Tiara Elizabeth of Bavaria - diamond tiara , made by Cartier in 1910 and owned by Queen Elizabeth of Bavaria of Belgium. Made of platinum and diamonds in the prevailing Art Nouveau style . Decorative ornament, consisting of curls and floral motifs, refers to the Baroque era of King Louis XV . The product is 150 mm long, and the height in the middle is more than 5 cm. A large diamond, located in the center of the upper part of the tiara, has a weight of 5.84 carats .
Tiara was acquired by Queen Elizabeth of Bavaria in 1912. In this ornament the queen was repeatedly captured in photographs and portraits. In the 1920s, Elizabeth wore the tiara as a gang in the “roaring twenties” fashion. It was in this tiara, only topped with an additional large diamond (probably removable; the diamond does not appear anywhere else), the queen was captured in the portrait of Philip de Laszlo . Elizabeth also donned her to the weddings of her grandchildren Baudouin and Albert .
After the death of Elizabeth in 1965, the tiara was inherited by her son, Leopold III , who gave it to his wife Lillian , Princess de Reti. In 1987, after the death of her husband, Lilian sold the tiara to the collection of the company Cartier, in which the jewel was made. Probably, Lilian needed funds to pay Leopold’s inheritance tax and to maintain the estate in Paris’s Argenteuil . This decision extremely outraged the public; there were opinions that Princess de Reti had no right to sell the jewel and that the tiara should have remained in the royal house.

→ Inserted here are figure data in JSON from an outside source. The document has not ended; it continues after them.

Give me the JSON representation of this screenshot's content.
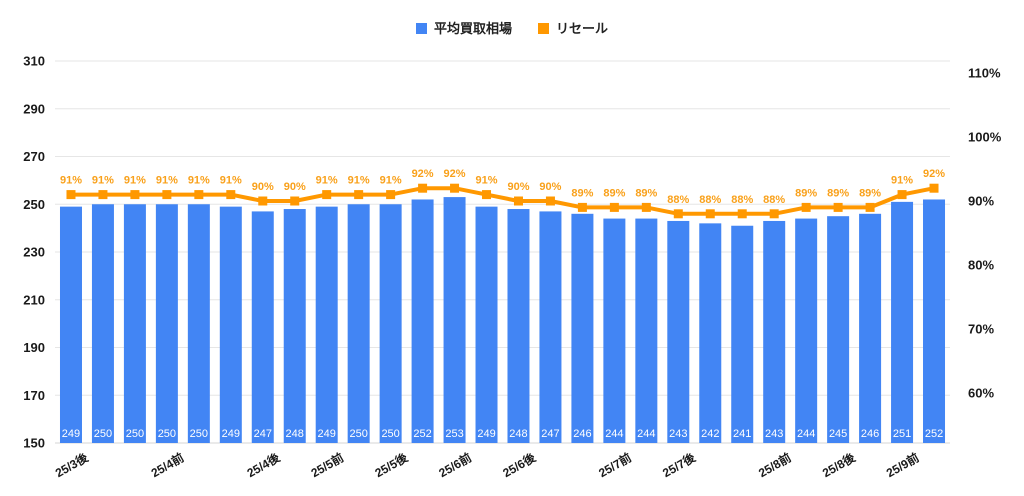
{
  "chart_data": {
    "type": "combo-bar-line",
    "title": "",
    "background": "#ffffff",
    "grid": true,
    "legend_position": "top-center",
    "categories_count": 28,
    "x_tick_labels": [
      {
        "index": 0,
        "label": "25/3後"
      },
      {
        "index": 3,
        "label": "25/4前"
      },
      {
        "index": 6,
        "label": "25/4後"
      },
      {
        "index": 8,
        "label": "25/5前"
      },
      {
        "index": 10,
        "label": "25/5後"
      },
      {
        "index": 12,
        "label": "25/6前"
      },
      {
        "index": 14,
        "label": "25/6後"
      },
      {
        "index": 17,
        "label": "25/7前"
      },
      {
        "index": 19,
        "label": "25/7後"
      },
      {
        "index": 22,
        "label": "25/8前"
      },
      {
        "index": 24,
        "label": "25/8後"
      },
      {
        "index": 26,
        "label": "25/9前"
      }
    ],
    "series": [
      {
        "name": "平均買取相場",
        "type": "bar",
        "axis": "left",
        "color": "#4285F4",
        "value_label_color": "#ffffff",
        "values": [
          249,
          250,
          250,
          250,
          250,
          249,
          247,
          248,
          249,
          250,
          250,
          252,
          253,
          249,
          248,
          247,
          246,
          244,
          244,
          243,
          242,
          241,
          243,
          244,
          245,
          246,
          251,
          252
        ]
      },
      {
        "name": "リセール",
        "type": "line",
        "axis": "right",
        "color": "#FF9800",
        "value_label_color": "#F9A11B",
        "unit": "%",
        "values": [
          91,
          91,
          91,
          91,
          91,
          91,
          90,
          90,
          91,
          91,
          91,
          92,
          92,
          91,
          90,
          90,
          89,
          89,
          89,
          88,
          88,
          88,
          88,
          89,
          89,
          89,
          91,
          92
        ]
      }
    ],
    "left_axis": {
      "min": 150,
      "max": 310,
      "ticks": [
        150,
        170,
        190,
        210,
        230,
        250,
        270,
        290,
        310
      ]
    },
    "right_axis": {
      "ticks": [
        60,
        70,
        80,
        90,
        100,
        110
      ],
      "tick_labels": [
        "60%",
        "70%",
        "80%",
        "90%",
        "100%",
        "110%"
      ]
    },
    "colors": {
      "grid_line": "#e6e6e6",
      "baseline": "#d6d6d6",
      "axis_text": "#1a1a1a"
    }
  }
}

However, unlike the jewels of other European monarchical houses, in Belgium jewels of queens and princesses never belonged to the state and were not part of the assets of the royal family, but were their personal property. As a result, after the death of their owners, they, as a rule, were either sold at auction, or turned out to be outside of Belgium as part of the estate.